Replacing 100 megawatts of nuclear capacity with both 100 MW of wind and 100 MW of gas hardly costs anything in this scenario, where wind and nuclear are both prices at $75/MWh for all they could produce, and natural gas-fired output would be to if it operated at a 50% capacity factor - but it operates above that in meeting demand. Wind appears to provide much better value when displacing baseload nuclear - along with gas. However, emissions rise 203,276 tCO2e, and the emission intensity of generation rises from near nothing to 273 kgCO2e/MWh.

This is not an unexpected result. Neither California nor Germany have reduced emissions notably while adding renewables, and removing nuclear - nor has/will Japan. It is possible that environments wealthy in reservoir hydro generators could find great utility in increasing renewables, but it is highly unlikely variable renewable energy systems will contribute to significantly lower emissions elsewhere.

Ontario hasn't seen 273 kg CO2e/MWh emissions intensities in many years. Based on the January gas-fired generation of 572,341 MWh I calculated from IESO Generator and Output Capability reporting, at 420 kg/MWh the emissions of the IESO system's generation of 13.27 TWh in January had an emissions intensity of about 18 kgCO2e/MWh.
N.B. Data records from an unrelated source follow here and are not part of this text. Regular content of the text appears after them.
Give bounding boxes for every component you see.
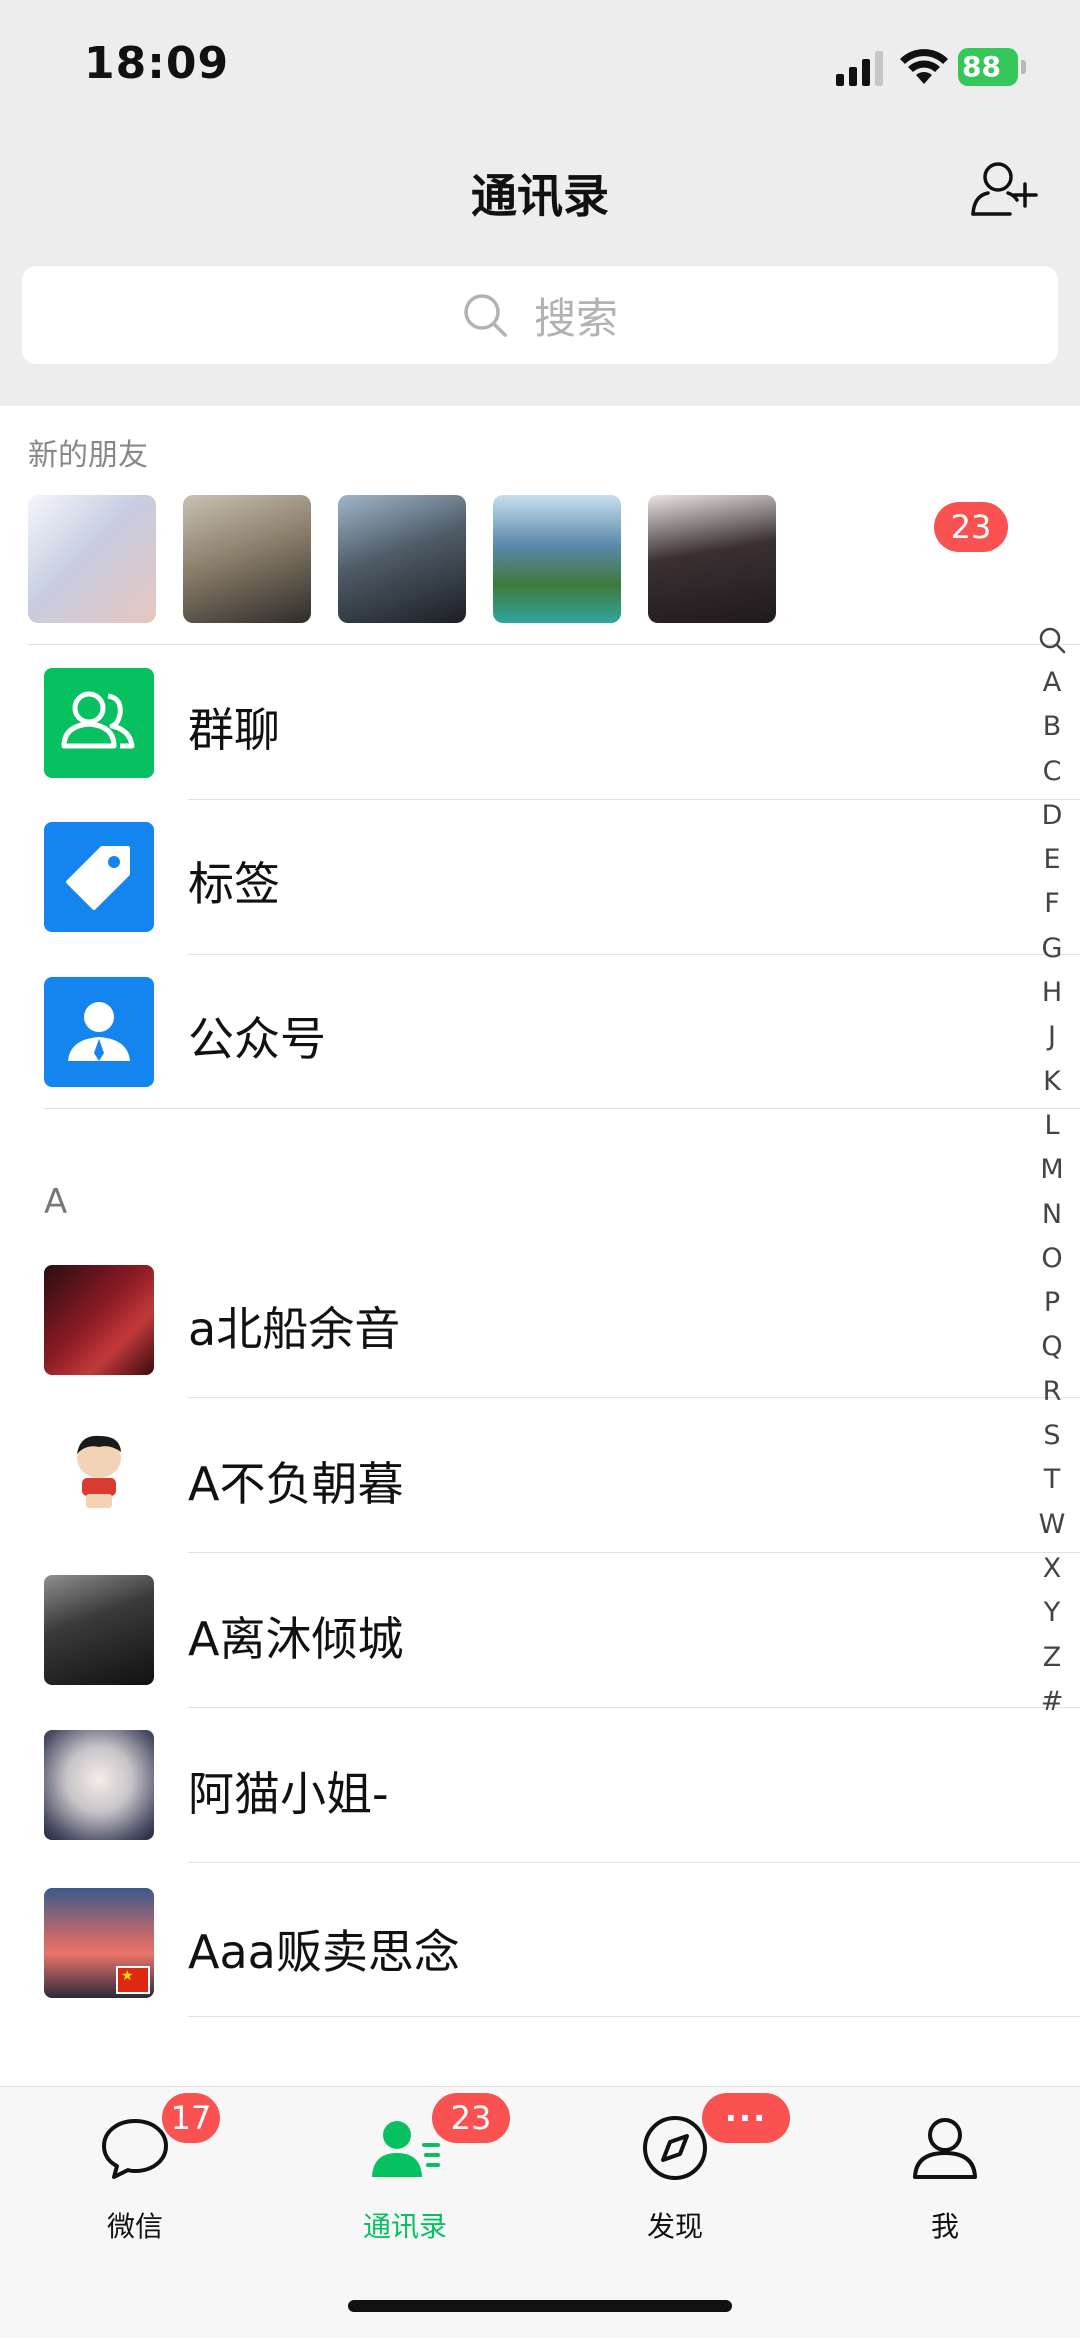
tab-chats[interactable]: 微信: [0, 2087, 270, 2247]
divider: [44, 1108, 1080, 1109]
new-friend-avatar[interactable]: [493, 495, 621, 623]
section-header: A: [44, 1182, 68, 1222]
official-account-icon: [44, 977, 154, 1087]
divider: [188, 1862, 1080, 1863]
contact-name: 阿猫小姐-: [188, 1767, 389, 1821]
index-letter[interactable]: G: [1030, 927, 1074, 971]
index-letter[interactable]: M: [1030, 1148, 1074, 1192]
index-letter[interactable]: N: [1030, 1193, 1074, 1237]
new-friends-badge: 23: [934, 502, 1008, 552]
new-friend-avatar[interactable]: [28, 495, 156, 623]
tab-discover-badge: ···: [702, 2093, 790, 2143]
contact-name: A离沐倾城: [188, 1612, 404, 1666]
divider: [188, 1397, 1080, 1398]
contact-avatar: [44, 1265, 154, 1375]
tab-me-label: 我: [930, 2210, 959, 2243]
page-title: 通讯录: [471, 169, 609, 223]
search-placeholder: 搜索: [533, 293, 618, 343]
add-friend-icon[interactable]: [970, 160, 1040, 220]
index-letter[interactable]: D: [1030, 794, 1074, 838]
index-letter[interactable]: J: [1030, 1015, 1074, 1059]
contact-avatar: [44, 1575, 154, 1685]
china-flag-icon: ★: [116, 1966, 150, 1994]
new-friend-avatar[interactable]: [648, 495, 776, 623]
index-letter[interactable]: P: [1030, 1281, 1074, 1325]
tab-discover-label: 发现: [646, 2210, 703, 2243]
index-letter[interactable]: T: [1030, 1458, 1074, 1502]
divider: [188, 1552, 1080, 1553]
new-friend-avatar[interactable]: [183, 495, 311, 623]
tags-label: 标签: [188, 857, 280, 911]
chat-bubble-icon: [102, 2119, 168, 2179]
index-letter[interactable]: X: [1030, 1547, 1074, 1591]
group-chat-label: 群聊: [188, 703, 280, 757]
contacts-icon: [372, 2121, 440, 2177]
cellular-signal-icon: [836, 51, 883, 86]
index-letter[interactable]: F: [1030, 882, 1074, 926]
contact-name: Aaa贩卖思念: [188, 1925, 460, 1979]
new-friend-avatar[interactable]: [338, 495, 466, 623]
contact-name: A不负朝暮: [188, 1457, 404, 1511]
divider: [188, 799, 1080, 800]
contact-avatar: [44, 1730, 154, 1840]
contact-avatar: ★: [44, 1888, 154, 1998]
group-chat-icon: [44, 668, 154, 778]
compass-icon: [643, 2116, 707, 2180]
wifi-icon: [900, 49, 948, 84]
index-letter[interactable]: Q: [1030, 1325, 1074, 1369]
person-icon: [913, 2118, 977, 2179]
index-letter[interactable]: O: [1030, 1237, 1074, 1281]
index-letter[interactable]: R: [1030, 1370, 1074, 1414]
alphabet-index[interactable]: A B C D E F G H J K L M N O P Q R S T W X Y Z #: [1030, 661, 1074, 1724]
divider: [28, 644, 1080, 645]
tab-me[interactable]: 我: [810, 2087, 1080, 2247]
tab-chats-label: 微信: [106, 2210, 163, 2243]
index-letter[interactable]: H: [1030, 971, 1074, 1015]
contact-row[interactable]: ★ Aaa贩卖思念: [0, 1888, 1080, 2043]
index-letter[interactable]: L: [1030, 1104, 1074, 1148]
index-letter[interactable]: Z: [1030, 1636, 1074, 1680]
tab-contacts-label: 通讯录: [362, 2210, 447, 2243]
battery-level: 88: [962, 50, 1001, 83]
index-letter[interactable]: B: [1030, 705, 1074, 749]
contact-name: a北船余音: [188, 1302, 401, 1356]
index-letter[interactable]: #: [1030, 1680, 1074, 1724]
divider: [188, 954, 1080, 955]
index-search-icon[interactable]: [1038, 626, 1066, 654]
status-time: 18:09: [84, 38, 230, 89]
battery-icon: 88: [958, 48, 1028, 86]
search-bar[interactable]: 搜索: [22, 266, 1058, 364]
search-icon: [464, 294, 507, 337]
index-letter[interactable]: E: [1030, 838, 1074, 882]
divider: [188, 1707, 1080, 1708]
tag-icon: [44, 822, 154, 932]
divider: [188, 2016, 1080, 2017]
index-letter[interactable]: C: [1030, 750, 1074, 794]
index-letter[interactable]: W: [1030, 1503, 1074, 1547]
new-friends-label: 新的朋友: [28, 438, 148, 473]
official-accounts-label: 公众号: [188, 1012, 326, 1066]
index-letter[interactable]: K: [1030, 1060, 1074, 1104]
index-letter[interactable]: Y: [1030, 1591, 1074, 1635]
tab-chats-badge: 17: [162, 2093, 220, 2143]
index-letter[interactable]: A: [1030, 661, 1074, 705]
index-letter[interactable]: S: [1030, 1414, 1074, 1458]
contact-avatar: [44, 1420, 154, 1530]
tab-contacts-badge: 23: [432, 2093, 510, 2143]
home-indicator: [348, 2300, 732, 2312]
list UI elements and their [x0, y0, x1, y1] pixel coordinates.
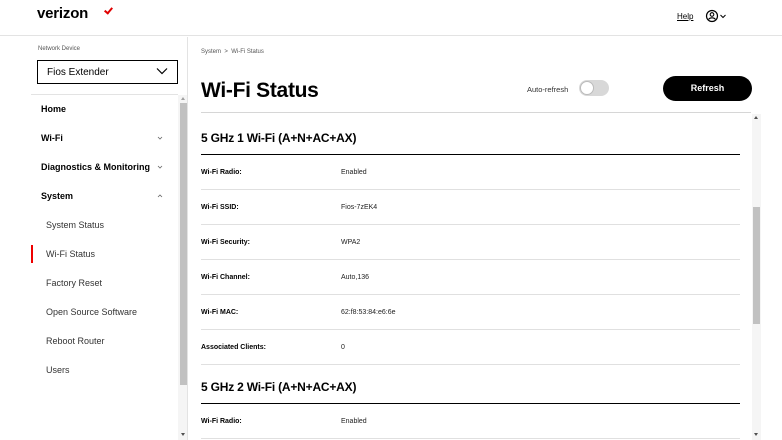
status-row: Wi-Fi Security: WPA2 — [201, 225, 740, 260]
sidebar-scroll-down-icon[interactable] — [181, 433, 185, 436]
nav-divider — [31, 94, 178, 95]
sidebar-item-label: Factory Reset — [46, 278, 103, 288]
device-select-value: Fios Extender — [47, 67, 109, 78]
sidebar-item-reboot-router[interactable]: Reboot Router — [41, 332, 173, 352]
status-key: Wi-Fi Security: — [201, 239, 250, 246]
main-scroll-up-icon[interactable] — [754, 116, 758, 119]
sidebar-item-users[interactable]: Users — [41, 361, 173, 381]
page-title: Wi-Fi Status — [201, 79, 319, 102]
status-value: Enabled — [341, 169, 367, 176]
main-content: System > Wi-Fi Status Wi-Fi Status Auto-… — [189, 37, 782, 440]
status-row: Wi-Fi SSID: Fios-7zEK4 — [201, 190, 740, 225]
status-row: Wi-Fi Channel: Auto,136 — [201, 260, 740, 295]
top-bar: verizon Help — [0, 0, 782, 36]
status-key: Wi-Fi Channel: — [201, 274, 250, 281]
network-device-label: Network Device — [38, 46, 81, 52]
chevron-up-icon — [157, 194, 163, 198]
status-value: Fios-7zEK4 — [341, 204, 378, 211]
sidebar-item-system[interactable]: System — [41, 187, 173, 207]
sidebar-item-label: System Status — [46, 220, 105, 230]
verizon-logo[interactable]: verizon — [37, 5, 113, 22]
sidebar-item-factory-reset[interactable]: Factory Reset — [41, 274, 173, 294]
sidebar-item-label: Wi-Fi Status — [46, 249, 96, 259]
status-key: Wi-Fi MAC: — [201, 309, 239, 316]
logo-checkmark-icon — [104, 5, 113, 15]
status-value: Enabled — [341, 418, 367, 425]
status-value: 62:f8:53:84:e6:6e — [341, 309, 396, 316]
sidebar-item-open-source-software[interactable]: Open Source Software — [41, 303, 173, 323]
sidebar-item-label: Users — [46, 365, 70, 375]
chevron-down-icon — [157, 136, 163, 140]
sidebar-item-wifi[interactable]: Wi-Fi — [41, 129, 173, 149]
breadcrumb-item-wifi-status[interactable]: Wi-Fi Status — [231, 49, 264, 55]
section-title-5ghz-1: 5 GHz 1 Wi-Fi (A+N+AC+AX) — [201, 131, 357, 145]
chevron-down-icon — [157, 165, 163, 169]
status-key: Associated Clients: — [201, 344, 266, 351]
status-key: Wi-Fi Radio: — [201, 169, 242, 176]
sidebar-item-wifi-status[interactable]: Wi-Fi Status — [31, 245, 173, 265]
sidebar-item-diagnostics[interactable]: Diagnostics & Monitoring — [41, 158, 173, 178]
sidebar: Network Device Fios Extender Home Wi-Fi … — [31, 37, 188, 440]
sidebar-item-home[interactable]: Home — [41, 100, 173, 120]
status-row: Associated Clients: 0 — [201, 330, 740, 365]
auto-refresh-toggle[interactable] — [579, 80, 609, 96]
status-key: Wi-Fi Radio: — [201, 418, 242, 425]
status-value: 0 — [341, 344, 345, 351]
toggle-knob — [580, 81, 594, 95]
breadcrumb-item-system[interactable]: System — [201, 49, 221, 55]
status-key: Wi-Fi SSID: — [201, 204, 239, 211]
status-value: Auto,136 — [341, 274, 370, 281]
logo-text: verizon — [37, 5, 89, 22]
status-row: Wi-Fi MAC: 62:f8:53:84:e6:6e — [201, 295, 740, 330]
chevron-down-icon — [156, 68, 168, 75]
sidebar-item-label: System — [41, 191, 74, 201]
sidebar-scroll-up-icon[interactable] — [181, 97, 185, 100]
sidebar-item-system-status[interactable]: System Status — [41, 216, 173, 236]
help-link[interactable]: Help — [677, 12, 693, 21]
account-circle-icon — [705, 9, 726, 23]
refresh-button[interactable]: Refresh — [663, 76, 752, 101]
status-value: WPA2 — [341, 239, 361, 246]
sidebar-item-label: Diagnostics & Monitoring — [41, 162, 150, 172]
sidebar-item-label: Reboot Router — [46, 336, 105, 346]
breadcrumb: System > Wi-Fi Status — [201, 49, 264, 55]
sidebar-scrollbar-thumb[interactable] — [180, 103, 187, 385]
breadcrumb-separator: > — [224, 49, 228, 55]
sidebar-item-label: Wi-Fi — [41, 133, 63, 143]
account-menu-button[interactable] — [705, 9, 729, 23]
network-device-select[interactable]: Fios Extender — [37, 60, 178, 84]
status-row: Wi-Fi Radio: Enabled — [201, 404, 740, 439]
status-row: Wi-Fi Radio: Enabled — [201, 155, 740, 190]
main-scrollbar-thumb[interactable] — [753, 207, 760, 324]
sidebar-item-label: Home — [41, 104, 67, 114]
main-scroll-down-icon[interactable] — [754, 433, 758, 436]
section-title-5ghz-2: 5 GHz 2 Wi-Fi (A+N+AC+AX) — [201, 380, 357, 394]
auto-refresh-label: Auto-refresh — [527, 85, 569, 94]
sidebar-item-label: Open Source Software — [46, 307, 138, 317]
title-divider — [201, 112, 751, 113]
There's a lot of actions Ontario could take to get that up to 273 kgCO2e/MWh, but maybe the zealots who believe the future has revealed itself to them in the shapes of solar panels and industrial wind turbines should shop for new churches.

It must be noted that many commentators, many quoted by me, have been skeptical about the ability to operate the grid with little of the gas generation (and previously coal) online, and ready for ramping. I believe Ontario's actual operators of the system - the ones who do it on a daily basis - have a story to tell. That story would likely include improved forecasting, revised wind turbine (and perhaps solar panel) regulation to provide a programmed reactive power element, and rationalized market bid rules forcing the curtailment of wind and solar output prior to impacting nuclear units.

It is variable renewable energy systems that need to be flexible.